After a few minutes, I got the following output:

Tuning params
100%|██████████| 100/100 [25:59<00:00, 15.60s/trial, best loss: 56986.28132958403]
Best params = {'model__regressor__alpha': 0.0003080552886505334, 'preprocessor__numerical__basis__degree': 6}
Refitting with best params on the entire training set
Test metric = -59155.28068

So, summarizing the results of the previous post, together with the results of this post, we obtain the following table:

  Linear Power basis Bernstein basis Pairwise Bernstein Pairwise Power Full polynomial
RMSE 67627.17474 63534.49228 61559.04848 58131.78984 59228.75478 59155.28068
Improvement over Linear 0% 6.05% 8.97% 14.04% 12.41% 12.52%
Tuned degree 1 31 50 8 8 6

As we can see, the clear winners are the pairwise polynomial features. This, of course, will not always be the case. But there is a good reason why it may be an option worth exploring.

Bernstein tensor products

Let’s get formally introduced - the set of functions \(\mathbb{B}_{n,n} = \{ b_{i,n}(x) b_{j,n}(y) \}_{i,j=0}^n\) is the tensor product basis constructed from the \(n\)-th degree Bernstein basis. In general, tensor product bases are function bases that are composed of pairwise product of basis functions, but here we explore the special case of Bernstein basis functions.

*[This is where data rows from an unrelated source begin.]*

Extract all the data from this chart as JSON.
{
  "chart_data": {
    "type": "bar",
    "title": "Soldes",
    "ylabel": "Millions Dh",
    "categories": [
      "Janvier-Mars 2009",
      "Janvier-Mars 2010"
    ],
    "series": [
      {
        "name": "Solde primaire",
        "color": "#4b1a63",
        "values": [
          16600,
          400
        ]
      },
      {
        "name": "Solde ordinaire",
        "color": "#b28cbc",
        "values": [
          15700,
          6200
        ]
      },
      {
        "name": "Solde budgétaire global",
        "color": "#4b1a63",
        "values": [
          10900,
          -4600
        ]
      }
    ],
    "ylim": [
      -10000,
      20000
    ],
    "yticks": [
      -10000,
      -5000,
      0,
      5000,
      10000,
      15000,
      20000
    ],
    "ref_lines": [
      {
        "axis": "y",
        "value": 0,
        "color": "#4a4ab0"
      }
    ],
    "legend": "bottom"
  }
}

The basis \(\mathbb{B}_{n,n}\) shares some nice properties with the Bernstein basis:

  • Non-negativity: \(b_{i,n}(x) b_{j,n}(y) \geq 0\)
  • Partition of unity: \(\displaystyle \sum_{i=0}^n \sum_{j=0}^n b_{i,n}(x) b_{j,n}(y) = 1\)

Now let’s look at an arbitrary function \(f\) that is spanned by this basis:

\[f(x,y) = \sum_{i=0}^n \sum_{j=0}^n \alpha_{i,j} b_{i,n}(x) b_{j,n}(y)\]

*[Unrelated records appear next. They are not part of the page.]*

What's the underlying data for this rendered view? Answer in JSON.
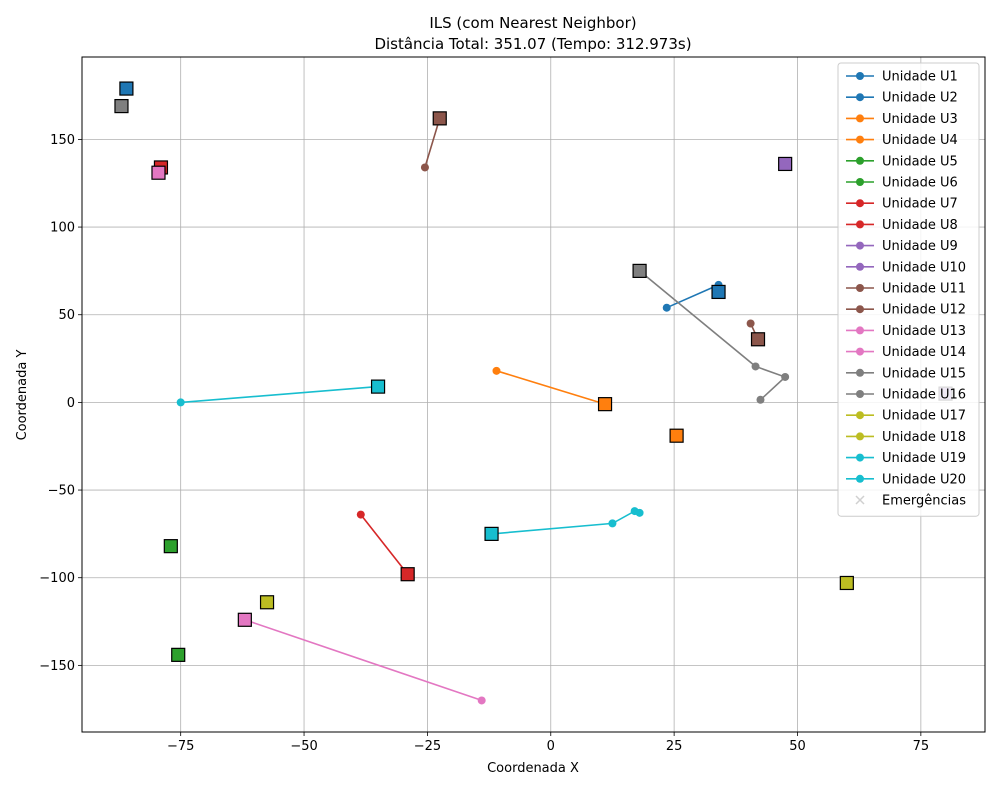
{
  "chart_data": {
    "type": "scatter",
    "title": "ILS (com Nearest Neighbor)",
    "subtitle": "Distância Total: 351.07 (Tempo: 312.973s)",
    "xlabel": "Coordenada X",
    "ylabel": "Coordenada Y",
    "xlim": [
      -95,
      88
    ],
    "ylim": [
      -188,
      197
    ],
    "xticks": [
      -75,
      -50,
      -25,
      0,
      25,
      50,
      75
    ],
    "yticks": [
      -150,
      -100,
      -50,
      0,
      50,
      100,
      150
    ],
    "grid": true,
    "legend_position": "top-right",
    "emergency_legend_label": "Emergências",
    "colors": {
      "blue": "#1f77b4",
      "orange": "#ff7f0e",
      "green": "#2ca02c",
      "red": "#d62728",
      "purple": "#9467bd",
      "brown": "#8c564b",
      "pink": "#e377c2",
      "gray": "#7f7f7f",
      "olive": "#bcbd22",
      "cyan": "#17becf",
      "emergency": "#d0d0d0"
    },
    "units": [
      {
        "name": "Unidade U1",
        "color": "#1f77b4",
        "base": [
          34,
          63
        ],
        "route": [
          [
            34,
            63
          ],
          [
            34,
            67
          ],
          [
            23.5,
            54
          ]
        ]
      },
      {
        "name": "Unidade U2",
        "color": "#1f77b4",
        "base": [
          -86,
          179
        ],
        "route": []
      },
      {
        "name": "Unidade U3",
        "color": "#ff7f0e",
        "base": [
          11,
          -1
        ],
        "route": [
          [
            11,
            -1
          ],
          [
            -11,
            18
          ]
        ]
      },
      {
        "name": "Unidade U4",
        "color": "#ff7f0e",
        "base": [
          25.5,
          -19
        ],
        "route": []
      },
      {
        "name": "Unidade U5",
        "color": "#2ca02c",
        "base": [
          -77,
          -82
        ],
        "route": []
      },
      {
        "name": "Unidade U6",
        "color": "#2ca02c",
        "base": [
          -75.5,
          -144
        ],
        "route": []
      },
      {
        "name": "Unidade U7",
        "color": "#d62728",
        "base": [
          -29,
          -98
        ],
        "route": [
          [
            -29,
            -98
          ],
          [
            -38.5,
            -64
          ]
        ]
      },
      {
        "name": "Unidade U8",
        "color": "#d62728",
        "base": [
          -79,
          134
        ],
        "route": []
      },
      {
        "name": "Unidade U9",
        "color": "#9467bd",
        "base": [
          47.5,
          136
        ],
        "route": []
      },
      {
        "name": "Unidade U10",
        "color": "#9467bd",
        "base": [
          80,
          5
        ],
        "route": []
      },
      {
        "name": "Unidade U11",
        "color": "#8c564b",
        "base": [
          -22.5,
          162
        ],
        "route": [
          [
            -22.5,
            162
          ],
          [
            -25.5,
            134
          ]
        ]
      },
      {
        "name": "Unidade U12",
        "color": "#8c564b",
        "base": [
          42,
          36
        ],
        "route": [
          [
            42,
            36
          ],
          [
            40.5,
            45
          ]
        ]
      },
      {
        "name": "Unidade U13",
        "color": "#e377c2",
        "base": [
          -62,
          -124
        ],
        "route": [
          [
            -62,
            -124
          ],
          [
            -14,
            -170
          ]
        ]
      },
      {
        "name": "Unidade U14",
        "color": "#e377c2",
        "base": [
          -79.5,
          131
        ],
        "route": []
      },
      {
        "name": "Unidade U15",
        "color": "#7f7f7f",
        "base": [
          18,
          75
        ],
        "route": [
          [
            18,
            75
          ],
          [
            41.5,
            20.5
          ],
          [
            47.5,
            14.5
          ],
          [
            42.5,
            1.5
          ]
        ]
      },
      {
        "name": "Unidade U16",
        "color": "#7f7f7f",
        "base": [
          -87,
          169
        ],
        "route": []
      },
      {
        "name": "Unidade U17",
        "color": "#bcbd22",
        "base": [
          -57.5,
          -114
        ],
        "route": []
      },
      {
        "name": "Unidade U18",
        "color": "#bcbd22",
        "base": [
          60,
          -103
        ],
        "route": []
      },
      {
        "name": "Unidade U19",
        "color": "#17becf",
        "base": [
          -35,
          9
        ],
        "route": [
          [
            -35,
            9
          ],
          [
            -75,
            0
          ]
        ]
      },
      {
        "name": "Unidade U20",
        "color": "#17becf",
        "base": [
          -12,
          -75
        ],
        "route": [
          [
            -12,
            -75
          ],
          [
            12.5,
            -69
          ],
          [
            17,
            -62
          ],
          [
            18,
            -63
          ]
        ]
      }
    ]
  }
}
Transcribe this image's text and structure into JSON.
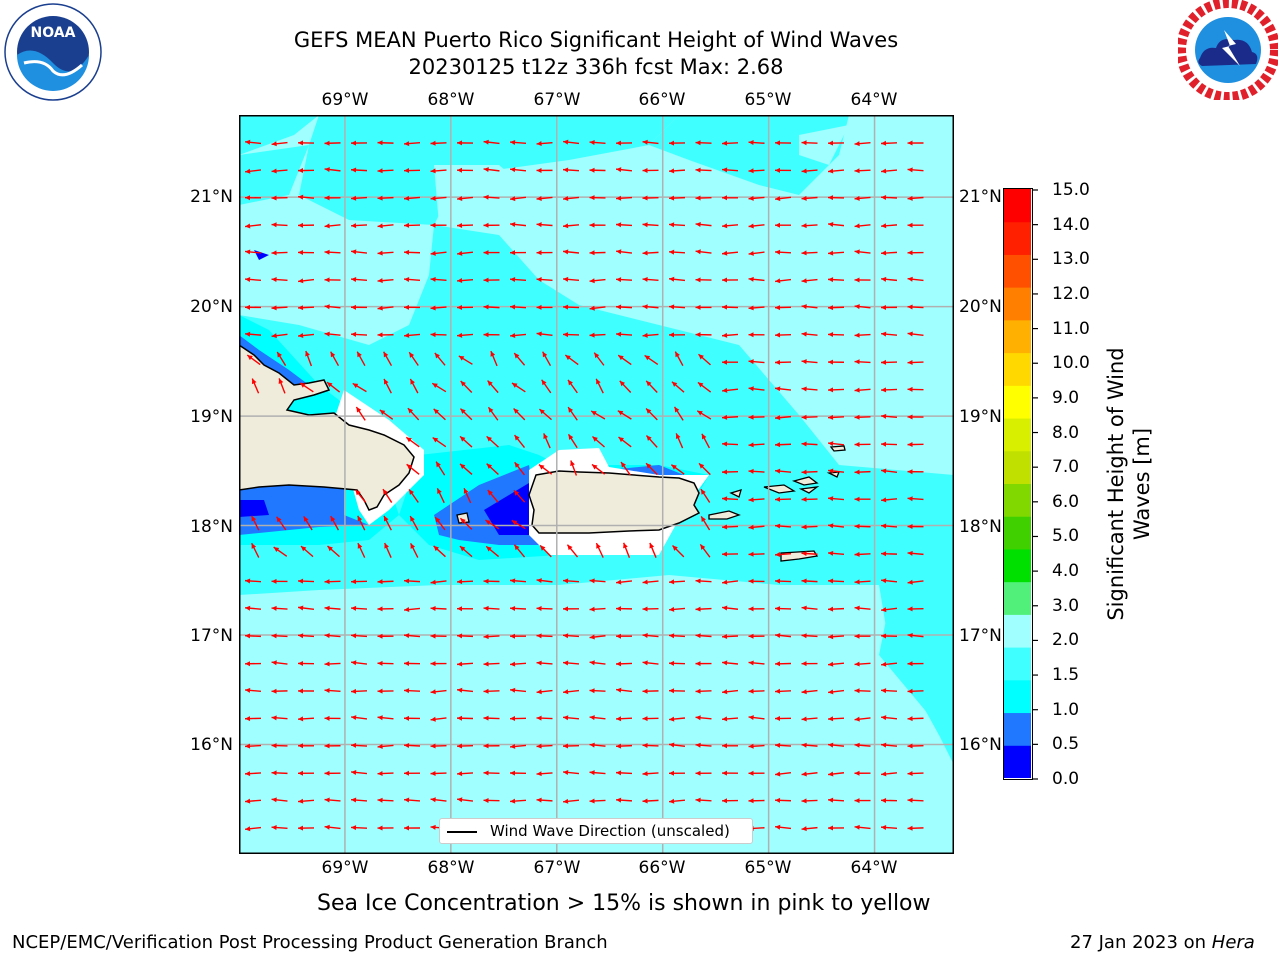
{
  "title": {
    "line1": "GEFS MEAN Puerto Rico Significant Height of Wind Waves",
    "line2": "20230125 t12z 336h fcst   Max: 2.68"
  },
  "logos": {
    "left": {
      "icon": "noaa-logo",
      "text": "NOAA",
      "ring_text": "NATIONAL OCEANIC AND ATMOSPHERIC ADMINISTRATION · U.S. DEPARTMENT OF COMMERCE"
    },
    "right": {
      "icon": "national-weather-service-logo",
      "ring_text": "NATIONAL WEATHER SERVICE"
    }
  },
  "map": {
    "lon_ticks": [
      "69°W",
      "68°W",
      "67°W",
      "66°W",
      "65°W",
      "64°W"
    ],
    "lat_ticks": [
      "21°N",
      "20°N",
      "19°N",
      "18°N",
      "17°N",
      "16°N"
    ],
    "lon_range": [
      -70.0,
      -63.25
    ],
    "lat_range": [
      15.0,
      21.75
    ],
    "grid": true,
    "arrow_color": "#ff0000",
    "legend_label": "Wind Wave Direction (unscaled)",
    "legend_position": "bottom-center",
    "fill_colors": {
      "0.0-0.5": "#0000ff",
      "0.5-1.0": "#1f78ff",
      "1.0-1.5": "#00ffff",
      "1.5-2.0": "#40ffff",
      "2.0-3.0": "#a0ffff"
    },
    "land_color": "#efecdc",
    "coast_color": "#000000"
  },
  "colorbar": {
    "title": "Significant Height of Wind Waves [m]",
    "labels": [
      "15.0",
      "14.0",
      "13.0",
      "12.0",
      "11.0",
      "10.0",
      "9.0",
      "8.0",
      "7.0",
      "6.0",
      "5.0",
      "4.0",
      "3.0",
      "2.0",
      "1.5",
      "1.0",
      "0.5",
      "0.0"
    ],
    "colors_bottom_to_top": [
      "#0000ff",
      "#1f78ff",
      "#00ffff",
      "#40ffff",
      "#a0ffff",
      "#50f07a",
      "#00e000",
      "#40d000",
      "#80d800",
      "#c0e000",
      "#d8f000",
      "#ffff00",
      "#ffd800",
      "#ffb000",
      "#ff8000",
      "#ff5000",
      "#ff2000",
      "#ff0000"
    ]
  },
  "note": "Sea Ice Concentration > 15% is shown in pink to yellow",
  "footer": {
    "left": "NCEP/EMC/Verification Post Processing Product Generation Branch",
    "right_prefix": "27 Jan 2023 on ",
    "right_machine": "Hera"
  }
}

Due to the two properties above, like in the case of the univariate Bernstein basis, \(f\) is just a weighted sum of its coefficients \(\alpha_{i,j}\). The basis function values specify the weight of each coefficient.

Moreover, we have the same ‘controlling’ property as with the univariate basis - \(\alpha_{i,j}\) “controls” the value of the function \(f\) in the vicinity of the point \((\frac{i}{n}, \frac{j}{n})\). These properties make it easy to regularize \(f\), just as in the case of the univariate basis. We will not go into the details in this post, but just as is the case with the univariate basis, we can also control the first or second derivative of \(f\) by imposing constraints on its coefficients based on discrete analogues of first and second order differences.

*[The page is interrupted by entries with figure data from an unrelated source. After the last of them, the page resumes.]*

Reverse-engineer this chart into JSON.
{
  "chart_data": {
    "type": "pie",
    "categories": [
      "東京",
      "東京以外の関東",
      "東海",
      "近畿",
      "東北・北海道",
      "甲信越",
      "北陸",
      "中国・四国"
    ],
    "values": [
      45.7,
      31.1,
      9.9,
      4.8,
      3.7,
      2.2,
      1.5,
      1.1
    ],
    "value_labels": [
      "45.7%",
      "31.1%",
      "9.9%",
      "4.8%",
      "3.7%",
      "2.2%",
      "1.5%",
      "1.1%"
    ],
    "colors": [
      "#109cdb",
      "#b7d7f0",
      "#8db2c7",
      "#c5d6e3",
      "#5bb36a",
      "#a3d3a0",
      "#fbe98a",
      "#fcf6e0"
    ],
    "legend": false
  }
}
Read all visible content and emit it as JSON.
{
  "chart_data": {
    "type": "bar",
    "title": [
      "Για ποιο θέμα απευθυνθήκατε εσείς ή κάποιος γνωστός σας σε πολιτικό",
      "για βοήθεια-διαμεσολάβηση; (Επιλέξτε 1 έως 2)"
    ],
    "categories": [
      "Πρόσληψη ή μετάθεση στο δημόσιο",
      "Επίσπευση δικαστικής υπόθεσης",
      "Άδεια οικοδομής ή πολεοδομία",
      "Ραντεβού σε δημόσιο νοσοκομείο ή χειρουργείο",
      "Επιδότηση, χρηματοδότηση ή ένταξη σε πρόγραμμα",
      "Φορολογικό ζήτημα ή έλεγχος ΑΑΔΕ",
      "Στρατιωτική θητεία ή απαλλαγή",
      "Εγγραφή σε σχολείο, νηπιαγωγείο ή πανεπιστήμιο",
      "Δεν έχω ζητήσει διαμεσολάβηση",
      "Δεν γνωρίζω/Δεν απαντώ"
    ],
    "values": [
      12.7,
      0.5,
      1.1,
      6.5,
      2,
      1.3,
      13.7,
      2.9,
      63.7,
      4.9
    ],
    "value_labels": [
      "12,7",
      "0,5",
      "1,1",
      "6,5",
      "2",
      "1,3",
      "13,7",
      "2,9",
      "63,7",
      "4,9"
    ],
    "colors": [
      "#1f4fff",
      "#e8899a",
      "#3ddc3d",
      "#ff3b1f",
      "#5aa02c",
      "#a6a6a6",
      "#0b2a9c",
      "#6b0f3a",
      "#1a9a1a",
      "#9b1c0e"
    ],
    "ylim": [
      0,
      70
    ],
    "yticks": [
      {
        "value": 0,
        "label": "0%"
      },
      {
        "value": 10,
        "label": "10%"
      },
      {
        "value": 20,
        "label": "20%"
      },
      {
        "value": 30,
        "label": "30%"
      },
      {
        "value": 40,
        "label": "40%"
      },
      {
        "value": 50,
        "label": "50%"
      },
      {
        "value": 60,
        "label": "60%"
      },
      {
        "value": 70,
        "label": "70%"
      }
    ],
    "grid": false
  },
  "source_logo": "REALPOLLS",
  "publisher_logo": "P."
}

Despite the name ‘basis’, it is important to note that the tensor product basis does not span all bivariate polynomials of degree \(2n\), but merely a very useful subspace. For example, the monomials \(x^{2n}\) and \(y^{2n}\) appear nowhere in the polynomial expansion of the \(f(x, y)\) defined above.

Bases with such properties, such as the Bernstein basis, and also the well-known B-Spline basis are heavily used by computer aided design software to represent 2D surfaces embedded in 3D 1. In the case of the Bernstein basis, the surfaces are known as Bézier surfaces, named after the French engineer Pierre Bézier. I like the idea of propagating knowledge established in one field to another field, and I believe this is one such case. I’d like to refer interested readers to the beautiful tutorial paper2 by Michael Floater and Kai Hormann.


This post concludes our adventures in designing a Scikit-Learn transformer. I’m happy to receive feedback, so please don’t hesitate to contact me if you have feedback to share. Next, we will explore a practical case when controlling polynomial derivatives is important, and write yet another Scikit-Learn component. Stay tuned!

  1. When representing a 3D surface, we have three functons \(f_x, f_y, f_z\), one for the \(x\) coordinate, one for the \(y\), and one for the \(z\) coordinate. 

  2. Michael S. Floater & Kai Hormann Surface Parameterization: a Tutorial and Survey. Mathematics and Visualization. Springer, Berlin, Heidelberg.